Katari is a village in Jamo block of Amethi district, Uttar Pradesh, India. It is located by a stream called the Naiya or Kandu nala, which flows east toward the Gomti River. The main highway from Lucknow to Jaunpur passes further north. Katari was historically the seat of a taluqdari estate held by a leading branch of the Kanhpuria Rajputs.

As of 2011, Katari has a population of 6,500 people, in 1,075 households. It has 4 primary schools and a family welfare centre and it does not host a regular market or weekly haat. It belongs to the nyaya panchayat of Gaura.

==History==
At the turn of the 20th century, Katari was described as a large village in the northeastern corner of the pargana of Gaura Jamun. The road to Jamo was of poor quality at the time and was prone to flooding during the rainy season. The population as of 1901 was 2,402 people, including 218 Muslims and a large proportion of Brahmins. Katari served as the seat of a taluqdari estate held by Raja Partab Bahadur Singh, who held 13 villages at the time and was a leading member of the Kanhpuria Rajputs.

The 1951 census recorded Katari as comprising 18 hamlets, with a total population of 2,438 people (1,258 male and 1,180 female), in 539 households and 533 physical houses. The area of the village was given as 1,815 acres. 146 residents were literate, 126 male and 20 female. The village was listed as belonging to the pargana of Gaura Jamo and the thana of Jagdishpur. The village had a district board-run primary school for girls with 91 students in attendance as of 1 January 1951.

The 1961 census recorded Katari as comprising 19 hamlets, with a total population of 2,703 people (1,357 male and 1,346 female), in 581 households and 580 physical houses. The area of the village was given as 1,815 acres and it had a post office at that point. It was also listed as hosting a haat twice per week, on Thursdays and Sundays, mostly dealing in grain and vegetables and having an average attendance of around 100 people.

The 1981 census recorded Katari as having a population of 3,775 people, in 731 households, and having an area of 734.53 hectares. The main staple foods were listed as wheat and rice.

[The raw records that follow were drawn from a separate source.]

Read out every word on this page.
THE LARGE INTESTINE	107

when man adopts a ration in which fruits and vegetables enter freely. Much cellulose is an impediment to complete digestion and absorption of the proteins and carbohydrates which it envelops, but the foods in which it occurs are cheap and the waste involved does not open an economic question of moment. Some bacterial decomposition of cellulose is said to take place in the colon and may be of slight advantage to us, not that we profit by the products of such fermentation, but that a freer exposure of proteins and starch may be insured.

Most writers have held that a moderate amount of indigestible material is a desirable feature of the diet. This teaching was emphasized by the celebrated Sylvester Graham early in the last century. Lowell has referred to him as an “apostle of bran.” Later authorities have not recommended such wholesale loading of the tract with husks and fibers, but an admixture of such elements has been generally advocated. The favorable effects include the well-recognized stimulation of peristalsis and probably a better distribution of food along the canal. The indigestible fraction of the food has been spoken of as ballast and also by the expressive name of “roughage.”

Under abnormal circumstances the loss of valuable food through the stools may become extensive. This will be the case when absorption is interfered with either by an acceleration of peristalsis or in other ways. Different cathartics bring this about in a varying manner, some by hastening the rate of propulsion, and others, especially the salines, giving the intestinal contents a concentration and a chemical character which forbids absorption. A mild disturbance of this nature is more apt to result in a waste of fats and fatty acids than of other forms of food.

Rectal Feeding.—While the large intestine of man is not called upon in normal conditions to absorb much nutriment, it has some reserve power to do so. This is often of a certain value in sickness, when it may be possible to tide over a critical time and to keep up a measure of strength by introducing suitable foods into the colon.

The 1991 census recorded Katari as having a total population of 4,331 people (2,311 male and 2,020 female), in 778 households and 775 physical houses. The area of the village was listed as 735.00 hectares. Members of the 0-6 age group numbered 855, or 20% of the total; this group was 51% male (439) and 49% female (416). Members of scheduled castes numbered 1,364, or 31.5% of the village's total population, while no members of scheduled tribes were recorded. The literacy rate of the village was 34.5% (919 men and 281 women, counting only people age 7 and up). 1,334 people were classified as main workers (1,136 men and 198 women), while 60 people were classified as marginal workers (1 man and 59 women); the remaining 2,937 residents were non-workers. The breakdown of main workers by employment category was as follows: 850 cultivators (i.e. people who owned or leased their own land); 367 agricultural labourers (i.e. people who worked someone else's land in return for payment); 14 workers in livestock, forestry, fishing, hunting, plantations, orchards, etc.; 0 in mining and quarrying; 39 household industry workers; 7 workers employed in other manufacturing, processing, service, and repair roles; 2 construction workers; 9 employed in trade and commerce; 7 employed in transport, storage, and communications; and 39 in other services.